安藤勝己さんから花束を受け、握手を交わす大畑騎手

 「ありがとうオグリキャップ」の協賛レースやファンへのプレゼントなども行われ、盛り上がった笠松競馬。この日の馬券販売額は昨年を1億9000万円も上回る5億4800万円。広報関係者らの努力もあって「5億円超え」を達成できた。オグリキャップ記念1レースでも1億6100万円と予想以上の数字だった。また今シリーズ、3連単では57万円、99万円と穴党ファンには狙いがいのある高額配当も続出。人気薄の馬に乗ったジョッキーが手腕を発揮したということで、楽しみが増えてきた。
 
 オグリキャップ記念は、地方馬限定の全国交流としても十分に楽しめるが、かつてはJRA馬も参戦したダートグレード(GⅡ)だった。いつまでも「全国の地方競馬で、唯一ダートグレードがない競馬場」では寂しいし、ちょっと恥ずかしい。「名馬、名手の里」としてかつての輝きを取り戻すためにも、オグリキャップ記念のダートグレード復活、スターホースの出現をファンは待ち望んでいる。

平成最後のオグリキャップ記念を無事に終え、笠松競馬の繁栄を願う関係者

 オグリキャップは、昭和から平成へと時代をまたいで有馬記念を2度制覇。9年前に天国へと旅立ったが、日本一のスターホースとして輝き続け、笠松競馬の永続を見守り続けている。オグリキャップが出現していなかったら、笠松競馬場は間違いなく廃止になっていただろう。
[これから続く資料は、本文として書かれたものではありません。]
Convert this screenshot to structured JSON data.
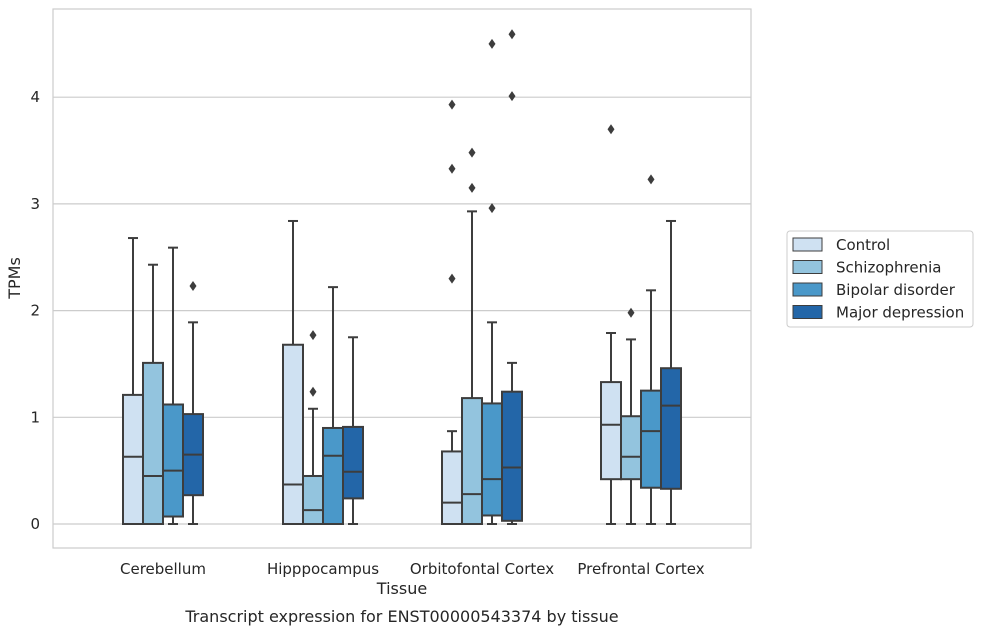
{
  "chart_data": {
    "type": "box",
    "caption": "Transcript expression for ENST00000543374 by tissue",
    "xlabel": "Tissue",
    "ylabel": "TPMs",
    "ylim": [
      -0.22,
      4.8
    ],
    "yticks": [
      0,
      1,
      2,
      3,
      4
    ],
    "grid": "horizontal",
    "legend_position": "right",
    "categories": [
      "Cerebellum",
      "Hipppocampus",
      "Orbitofontal Cortex",
      "Prefrontal Cortex"
    ],
    "series": [
      {
        "name": "Control",
        "color": "#cfe1f2",
        "boxes": [
          {
            "min": 0,
            "q1": 0,
            "median": 0.63,
            "q3": 1.21,
            "max": 2.68,
            "outliers": []
          },
          {
            "min": 0,
            "q1": 0,
            "median": 0.37,
            "q3": 1.68,
            "max": 2.84,
            "outliers": []
          },
          {
            "min": 0,
            "q1": 0,
            "median": 0.2,
            "q3": 0.68,
            "max": 0.87,
            "outliers": [
              2.3,
              3.33,
              3.93
            ]
          },
          {
            "min": 0,
            "q1": 0.42,
            "median": 0.93,
            "q3": 1.33,
            "max": 1.79,
            "outliers": [
              3.7
            ]
          }
        ]
      },
      {
        "name": "Schizophrenia",
        "color": "#93c4de",
        "boxes": [
          {
            "min": 0,
            "q1": 0,
            "median": 0.45,
            "q3": 1.51,
            "max": 2.43,
            "outliers": []
          },
          {
            "min": 0,
            "q1": 0,
            "median": 0.13,
            "q3": 0.45,
            "max": 1.08,
            "outliers": [
              1.24,
              1.77
            ]
          },
          {
            "min": 0,
            "q1": 0,
            "median": 0.28,
            "q3": 1.18,
            "max": 2.93,
            "outliers": [
              3.15,
              3.48
            ]
          },
          {
            "min": 0,
            "q1": 0.42,
            "median": 0.63,
            "q3": 1.01,
            "max": 1.73,
            "outliers": [
              1.98
            ]
          }
        ]
      },
      {
        "name": "Bipolar disorder",
        "color": "#4a98c9",
        "boxes": [
          {
            "min": 0,
            "q1": 0.07,
            "median": 0.5,
            "q3": 1.12,
            "max": 2.59,
            "outliers": []
          },
          {
            "min": 0,
            "q1": 0,
            "median": 0.64,
            "q3": 0.9,
            "max": 2.22,
            "outliers": []
          },
          {
            "min": 0,
            "q1": 0.08,
            "median": 0.42,
            "q3": 1.13,
            "max": 1.89,
            "outliers": [
              2.96,
              4.5
            ]
          },
          {
            "min": 0,
            "q1": 0.34,
            "median": 0.87,
            "q3": 1.25,
            "max": 2.19,
            "outliers": [
              3.23
            ]
          }
        ]
      },
      {
        "name": "Major depression",
        "color": "#2366a8",
        "boxes": [
          {
            "min": 0,
            "q1": 0.27,
            "median": 0.65,
            "q3": 1.03,
            "max": 1.89,
            "outliers": [
              2.23
            ]
          },
          {
            "min": 0,
            "q1": 0.24,
            "median": 0.49,
            "q3": 0.91,
            "max": 1.75,
            "outliers": []
          },
          {
            "min": 0,
            "q1": 0.03,
            "median": 0.53,
            "q3": 1.24,
            "max": 1.51,
            "outliers": [
              4.01,
              4.59
            ]
          },
          {
            "min": 0,
            "q1": 0.33,
            "median": 1.11,
            "q3": 1.46,
            "max": 2.84,
            "outliers": []
          }
        ]
      }
    ]
  }
}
 競馬場正門近くでは、オグリキャップ像がいつも来場者を出迎えてきた。笠松競馬の守り神として、苦難の時代を支えてくれたスーパーホース。令和の新時代になっても、永遠のヒーロー・オグリキャップの熱い走りは、「笠松発のサクセスストーリー」としていつまでも語り継がれていくことだろう。